Slicing is O(1) once it is loaded in memory.
On Wed, Nov 23, 2022 at 9:20 AM Ramón Casero Cañas <[email protected]> wrote:
>
> Hi Jacek,
>
> Thanks for your reply, but it looks like that would be a complicated
> workaround. I have been looking some more, and it looks like hdf5 would be a
> good file format for this problem.
>
> It naturally supports slicing like fp['field1'][1000:5000], provides chunking
> and compression, new arrays can be appended... Maybe Arrow is just not the
> right tool for this specific problem.
>
> Kind regards,
>
> Ramon.
>
>
> On Wed, 23 Nov 2022 at 15:54, Jacek Pliszka <[email protected]> wrote:
>>
>> Hi!
>>
>> I am not sure if this would solve your problem:
>>
>> pa.concat_tables([pa.Table.from_pydict({'v': v}).append_column('f',
>> [len(v)*[f]]) for f, v in x.items()])
>>
>> pyarrow.Table
>> v: double
>> f: string
>> ----
>> v: [[0.2,0.2,0.2,0.1,0.2,0,0.8,0.7],[0.3,0.5,0.1],[0.9,nan,nan,0.1,0.5]]
>> f:
>> [["field1","field1","field1","field1","field1","field1","field1","field1"],["field2","field2","field2"],["field3","field3","field3","field3","field3"]]
>>
>> f column should compress very well or you can make it dictionary from the
>> start.
>>
>> To get back you can do couple things, take from pc.equal, to_batches, groupby
>>
>> BR
>>
>> Jacek
>>
>>
>>
>> śr., 23 lis 2022 o 13:12 Ramón Casero Cañas <[email protected]> napisał(a):
>> >
>> > Hi,
>> >
>> > I'm trying to figure out whether pyArrow could efficiently store and slice
>> > large python dictionaries that contain numpy arrays of variable length,
>> > e.g.
>> >
>> > x = {
>> > 'field1': [0.2, 0.2, 0.2, 0.1, 0.2, 0.0, 0.8, 0.7],
>> > 'field2': [0.3, 0.5, 0.1],
>> > 'field3': [0.9, NaN, NaN, 0.1, 0.5]
>> > }
>> >
>> > Arrow seems to be designed for Tables, but I was wondering whether there's
>> > a way to do this (probably not with a Table or RecordBatch because those
>> > require the same lengths).
>> >
>> > The vector in each dictionary key would have in the order of 1e4 - 1e9
>> > elements.
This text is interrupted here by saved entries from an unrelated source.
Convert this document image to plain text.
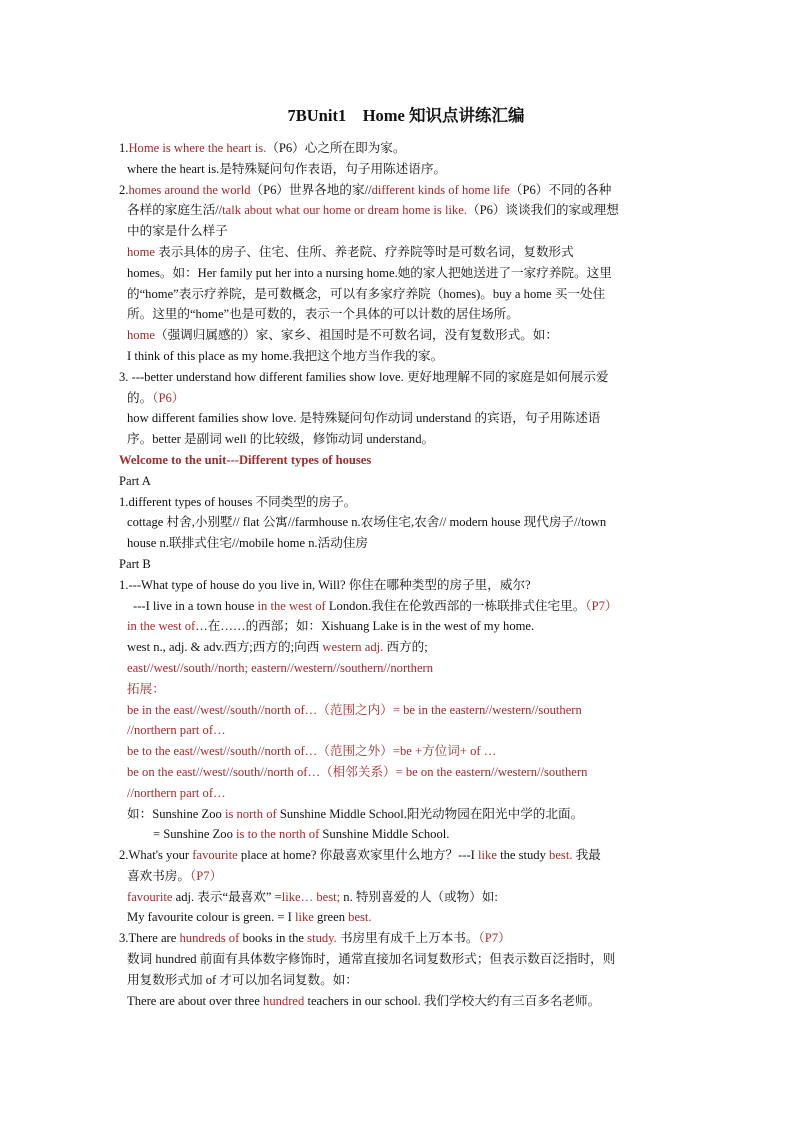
7BUnit1　Home 知识点讲练汇编
1.Home is where the heart is.（P6）心之所在即为家。
where the heart is.是特殊疑问句作表语，句子用陈述语序。
2.homes around the world（P6）世界各地的家//different kinds of home life（P6）不同的各种
各样的家庭生活//talk about what our home or dream home is like.（P6）谈谈我们的家或理想
中的家是什么样子
home 表示具体的房子、住宅、住所、养老院、疗养院等时是可数名词，复数形式
homes。如：Her family put her into a nursing home.她的家人把她送进了一家疗养院。这里
的“home”表示疗养院，是可数概念，可以有多家疗养院（homes)。buy a home 买一处住
所。这里的“home”也是可数的，表示一个具体的可以计数的居住场所。
home（强调归属感的）家、家乡、祖国时是不可数名词，没有复数形式。如：
I think of this place as my home.我把这个地方当作我的家。
3. ---better understand how different families show love. 更好地理解不同的家庭是如何展示爱
的。（P6）
how different families show love. 是特殊疑问句作动词 understand 的宾语，句子用陈述语
序。better 是副词 well 的比较级，修饰动词 understand。
Welcome to the unit---Different types of houses
Part A
1.different types of houses 不同类型的房子。
cottage 村舍,小别墅// flat 公寓//farmhouse n.农场住宅,农舍// modern house 现代房子//town
house n.联排式住宅//mobile home n.活动住房
Part B
1.---What type of house do you live in, Will? 你住在哪种类型的房子里，威尔?
---I live in a town house in the west of London.我住在伦敦西部的一栋联排式住宅里。（P7）
in the west of…在……的西部；如：Xishuang Lake is in the west of my home.
west n., adj. & adv.西方;西方的;向西 western adj. 西方的;
east//west//south//north; eastern//western//southern//northern
拓展：
be in the east//west//south//north of…（范围之内）= be in the eastern//western//southern
//northern part of…
be to the east//west//south//north of…（范围之外）=be +方位词+ of …
be on the east//west//south//north of…（相邻关系）= be on the eastern//western//southern
//northern part of…
如：Sunshine Zoo is north of Sunshine Middle School.阳光动物园在阳光中学的北面。
= Sunshine Zoo is to the north of Sunshine Middle School.
2.What's your favourite place at home? 你最喜欢家里什么地方？---I like the study best. 我最
喜欢书房。（P7）
favourite adj. 表示“最喜欢” =like… best; n. 特别喜爱的人（或物）如:
My favourite colour is green. = I like green best.
3.There are hundreds of books in the study. 书房里有成千上万本书。（P7）
数词 hundred 前面有具体数字修饰时，通常直接加名词复数形式；但表示数百泛指时，则
用复数形式加 of 才可以加名词复数。如：
There are about over three hundred teachers in our school. 我们学校大约有三百多名老师。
There are some NaN gaps in the data (which would go well with
>> > Arrow's null elements, I guess), but especially, many repeated values that
>> > makes the data quite compressible.
>> >
>> > Apart from writing that data to disk quickly and with compression, then I
>> > need to slice it efficiently, e.g.
>> >
>> > fp = open('file', 'r')
>> > v = fp['field1'][1000:5000]
>> >
>> > Is this something that can be done with pyArrow?
>> >
>> > Kind regards,
>> >
>> > Ramon.